GÜNEYLİ GÜÇLERİN TAVRI SALDIRILARA CESARET VERDİ

25 Mayıs’ta Afrin’e yönelik başlatılan saldırıları nasıl değerlendiriyorsunuz. Neden Afrin sizce?

Kendilerini ÖSO grupları olarak adlandıran gruplar ile içlerinde çok sayıda bazı hain kişilerin içinde yer aldıkları kesimler Afrin yöresini kendilerine hedef seçerek saldırılarını başlattılar.

Tabii ki bu saldırıların belli amaçları vardı. Gözle görülebilen ve halk ile güçlerimizin direnişleriyle açığa çıkarılan gerçeklikler var. Tesadüfi saldırılar değildi. Afrin’e yönelik saldırıların başladığı gün Cephet El Nasra güçleri Serêkaniye’deki güçlerimize yönelik bir saldırıda da bulunuldu. Yine Sêmalka Kapısının kapanması var. Çok sayıda bölgesel hükümete bağlı peşmerge gücü getirilip sınır üzerinde mevzilendirildi. Ağır silahlarla bu mevzilendirme olmuştu. İzliyorduk Maliki’ye karşı mevzilendirilen silahlar bize karşı yani sınır üzerine aktarılan silahlardan daha az ve hafifti. Aynı gün Cephet El Nasra Serêkaniye’de bir kontrol noktamıza saldırdı. Yine aynı gün Şêrava nahiyemizin Ziyaret köyüne yönelik saldırı başladı. Ardından giderek genişletildi bu saldırılar. Afrin geneli bir hedef olarak seçildi. Halep’te rejime karış savaştıklarını söyleyen ÖSO gruplarının çoğu bu saldırıya katıldılar bir biçimde. Saldırıda yer aldıklarına dair bildiriler yayınlandı. Bu da yetmedi İdlip’ten, Dart Azê’den, Halep’e giden bütün yollar adeta açlıkla terbiye etme politikaları izlenerek kapatıldı. Çok yönlü bir saldırı ve savaş başlatıldı.

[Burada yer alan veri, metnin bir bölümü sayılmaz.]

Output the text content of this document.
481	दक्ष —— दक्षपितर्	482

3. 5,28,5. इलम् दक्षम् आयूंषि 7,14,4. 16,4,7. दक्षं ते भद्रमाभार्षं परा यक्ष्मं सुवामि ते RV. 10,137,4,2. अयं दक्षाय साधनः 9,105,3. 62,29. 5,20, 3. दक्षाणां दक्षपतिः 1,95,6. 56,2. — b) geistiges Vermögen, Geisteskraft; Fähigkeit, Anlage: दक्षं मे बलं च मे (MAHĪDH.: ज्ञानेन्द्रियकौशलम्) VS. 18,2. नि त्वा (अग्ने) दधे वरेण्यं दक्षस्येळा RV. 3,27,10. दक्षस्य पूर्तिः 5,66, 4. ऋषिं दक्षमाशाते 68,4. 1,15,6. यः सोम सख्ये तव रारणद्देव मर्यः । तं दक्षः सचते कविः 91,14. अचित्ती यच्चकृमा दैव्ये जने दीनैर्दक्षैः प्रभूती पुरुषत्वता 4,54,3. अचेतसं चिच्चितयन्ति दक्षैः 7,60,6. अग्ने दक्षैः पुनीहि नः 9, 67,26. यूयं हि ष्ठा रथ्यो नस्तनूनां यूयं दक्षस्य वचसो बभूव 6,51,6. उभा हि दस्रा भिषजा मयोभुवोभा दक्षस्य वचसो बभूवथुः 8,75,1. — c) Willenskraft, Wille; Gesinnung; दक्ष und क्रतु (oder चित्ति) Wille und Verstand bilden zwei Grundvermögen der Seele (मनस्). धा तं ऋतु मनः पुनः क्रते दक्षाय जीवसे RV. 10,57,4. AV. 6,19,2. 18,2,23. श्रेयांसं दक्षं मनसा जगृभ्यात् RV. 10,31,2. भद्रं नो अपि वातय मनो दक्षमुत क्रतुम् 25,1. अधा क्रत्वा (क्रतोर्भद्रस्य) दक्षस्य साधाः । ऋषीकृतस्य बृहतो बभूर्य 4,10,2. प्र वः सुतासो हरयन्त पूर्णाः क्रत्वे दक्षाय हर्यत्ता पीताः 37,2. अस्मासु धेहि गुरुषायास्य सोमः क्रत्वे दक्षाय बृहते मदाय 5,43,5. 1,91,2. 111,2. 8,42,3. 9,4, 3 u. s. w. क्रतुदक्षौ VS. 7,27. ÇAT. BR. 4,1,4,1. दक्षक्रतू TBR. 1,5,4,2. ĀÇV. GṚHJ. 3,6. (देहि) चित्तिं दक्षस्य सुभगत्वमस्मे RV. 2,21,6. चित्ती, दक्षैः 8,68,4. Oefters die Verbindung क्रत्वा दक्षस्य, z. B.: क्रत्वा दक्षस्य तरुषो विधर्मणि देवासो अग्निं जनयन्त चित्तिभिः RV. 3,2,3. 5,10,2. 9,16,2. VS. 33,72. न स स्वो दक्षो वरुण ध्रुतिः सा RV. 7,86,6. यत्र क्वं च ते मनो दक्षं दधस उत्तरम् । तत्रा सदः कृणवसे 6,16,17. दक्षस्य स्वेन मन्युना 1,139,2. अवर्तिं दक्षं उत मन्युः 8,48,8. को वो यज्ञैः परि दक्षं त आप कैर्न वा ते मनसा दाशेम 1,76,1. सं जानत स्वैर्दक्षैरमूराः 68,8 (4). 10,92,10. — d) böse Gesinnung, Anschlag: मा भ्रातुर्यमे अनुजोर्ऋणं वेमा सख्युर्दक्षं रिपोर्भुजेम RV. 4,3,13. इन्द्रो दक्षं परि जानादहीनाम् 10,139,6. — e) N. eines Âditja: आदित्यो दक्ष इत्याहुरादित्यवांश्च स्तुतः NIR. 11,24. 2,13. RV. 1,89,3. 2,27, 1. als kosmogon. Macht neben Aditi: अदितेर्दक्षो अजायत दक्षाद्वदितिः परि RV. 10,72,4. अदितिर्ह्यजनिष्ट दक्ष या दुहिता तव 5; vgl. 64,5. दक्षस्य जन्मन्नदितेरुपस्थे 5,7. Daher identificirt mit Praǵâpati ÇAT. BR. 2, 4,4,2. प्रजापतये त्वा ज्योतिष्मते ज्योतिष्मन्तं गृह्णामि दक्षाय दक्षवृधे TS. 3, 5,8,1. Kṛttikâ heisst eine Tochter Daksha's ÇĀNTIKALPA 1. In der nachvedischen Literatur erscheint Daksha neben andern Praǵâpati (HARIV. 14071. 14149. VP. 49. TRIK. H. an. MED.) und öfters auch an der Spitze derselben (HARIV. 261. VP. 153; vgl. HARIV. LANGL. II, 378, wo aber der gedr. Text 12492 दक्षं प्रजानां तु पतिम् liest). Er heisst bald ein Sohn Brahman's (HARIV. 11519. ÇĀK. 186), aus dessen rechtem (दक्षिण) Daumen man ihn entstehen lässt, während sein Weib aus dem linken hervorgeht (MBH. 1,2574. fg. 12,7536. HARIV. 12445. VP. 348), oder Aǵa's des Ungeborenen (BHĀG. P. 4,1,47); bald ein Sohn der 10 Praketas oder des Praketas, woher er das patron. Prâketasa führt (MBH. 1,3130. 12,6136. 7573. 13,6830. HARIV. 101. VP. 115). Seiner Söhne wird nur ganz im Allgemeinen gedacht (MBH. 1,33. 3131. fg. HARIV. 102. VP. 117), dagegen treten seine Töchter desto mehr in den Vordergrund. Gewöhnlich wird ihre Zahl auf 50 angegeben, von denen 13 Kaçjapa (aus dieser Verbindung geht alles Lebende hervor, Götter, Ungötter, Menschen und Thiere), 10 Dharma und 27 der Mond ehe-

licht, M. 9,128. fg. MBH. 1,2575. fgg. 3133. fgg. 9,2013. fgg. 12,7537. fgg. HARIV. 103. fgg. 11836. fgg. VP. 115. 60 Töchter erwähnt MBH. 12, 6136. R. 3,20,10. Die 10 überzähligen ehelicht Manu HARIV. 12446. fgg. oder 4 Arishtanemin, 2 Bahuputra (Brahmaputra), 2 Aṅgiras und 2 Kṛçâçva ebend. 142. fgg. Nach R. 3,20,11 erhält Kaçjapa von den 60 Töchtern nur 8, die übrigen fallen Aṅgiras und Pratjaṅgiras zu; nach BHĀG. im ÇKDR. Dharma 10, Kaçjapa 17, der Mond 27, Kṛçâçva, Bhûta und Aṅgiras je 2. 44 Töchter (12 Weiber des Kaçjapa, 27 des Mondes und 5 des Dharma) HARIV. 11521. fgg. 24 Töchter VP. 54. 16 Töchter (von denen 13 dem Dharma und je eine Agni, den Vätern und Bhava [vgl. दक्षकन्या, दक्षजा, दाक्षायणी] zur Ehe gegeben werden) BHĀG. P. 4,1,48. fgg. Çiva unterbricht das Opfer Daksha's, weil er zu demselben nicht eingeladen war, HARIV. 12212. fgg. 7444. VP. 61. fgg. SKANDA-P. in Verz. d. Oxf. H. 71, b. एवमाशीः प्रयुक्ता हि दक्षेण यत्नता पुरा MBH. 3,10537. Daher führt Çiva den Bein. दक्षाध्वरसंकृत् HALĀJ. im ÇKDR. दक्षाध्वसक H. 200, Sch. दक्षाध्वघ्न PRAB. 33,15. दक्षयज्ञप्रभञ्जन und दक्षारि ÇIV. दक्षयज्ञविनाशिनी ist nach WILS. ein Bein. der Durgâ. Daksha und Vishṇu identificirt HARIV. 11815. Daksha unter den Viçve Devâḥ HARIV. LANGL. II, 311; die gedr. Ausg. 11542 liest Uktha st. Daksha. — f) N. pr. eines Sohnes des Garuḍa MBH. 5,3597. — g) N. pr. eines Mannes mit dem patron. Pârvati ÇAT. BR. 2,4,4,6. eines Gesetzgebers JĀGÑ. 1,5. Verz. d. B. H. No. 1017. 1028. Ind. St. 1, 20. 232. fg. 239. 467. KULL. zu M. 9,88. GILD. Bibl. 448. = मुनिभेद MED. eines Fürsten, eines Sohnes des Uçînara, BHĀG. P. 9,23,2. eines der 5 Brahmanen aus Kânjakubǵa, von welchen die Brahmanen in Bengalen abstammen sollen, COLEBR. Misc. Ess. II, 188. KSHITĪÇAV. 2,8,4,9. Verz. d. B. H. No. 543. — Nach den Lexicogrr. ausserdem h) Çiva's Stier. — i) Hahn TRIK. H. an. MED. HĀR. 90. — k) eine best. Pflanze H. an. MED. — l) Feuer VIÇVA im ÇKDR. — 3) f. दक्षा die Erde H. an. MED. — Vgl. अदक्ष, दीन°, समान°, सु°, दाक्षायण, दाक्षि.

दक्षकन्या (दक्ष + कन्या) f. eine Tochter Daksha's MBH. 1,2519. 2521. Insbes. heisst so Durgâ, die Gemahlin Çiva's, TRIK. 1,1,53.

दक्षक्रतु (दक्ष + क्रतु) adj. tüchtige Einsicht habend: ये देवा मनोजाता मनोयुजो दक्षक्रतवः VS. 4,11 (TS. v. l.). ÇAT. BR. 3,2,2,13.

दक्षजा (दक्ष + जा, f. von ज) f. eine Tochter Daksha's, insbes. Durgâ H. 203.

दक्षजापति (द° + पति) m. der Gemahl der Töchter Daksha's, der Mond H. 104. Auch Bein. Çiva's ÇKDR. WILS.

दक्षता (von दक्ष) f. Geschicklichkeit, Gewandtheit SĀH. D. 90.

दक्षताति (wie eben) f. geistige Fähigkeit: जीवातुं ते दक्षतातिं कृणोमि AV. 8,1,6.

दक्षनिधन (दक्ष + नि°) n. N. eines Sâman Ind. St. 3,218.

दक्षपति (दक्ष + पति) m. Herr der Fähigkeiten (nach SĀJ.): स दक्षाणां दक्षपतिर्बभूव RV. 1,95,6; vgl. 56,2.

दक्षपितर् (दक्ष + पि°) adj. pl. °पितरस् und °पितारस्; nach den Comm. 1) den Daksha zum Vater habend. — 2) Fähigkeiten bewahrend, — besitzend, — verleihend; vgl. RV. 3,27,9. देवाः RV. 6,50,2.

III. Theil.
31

Güney Kürdistan bölgesel hükümetiyle bir anlaşmaları var mı yok mu şu an tam bilmiyorum. Onu tarih ortaya çıkaracaktır. Ancak bu tutum ve başlattığı sürecin çete gruplarının Afrin’e yönelik saldırı başlatmalarında cesaret verdiğini açıklıkla belirtebilirim. Yani Serêkaniye ve aynı gün Afrin’e yönelik saldırıda bulunun çete gruplarının Sêmalka kapısının kapatılması ve sınır üzerine peşmerge güçlerinin yığılmasından cesaret alarak bunu başlattıkları açıktır.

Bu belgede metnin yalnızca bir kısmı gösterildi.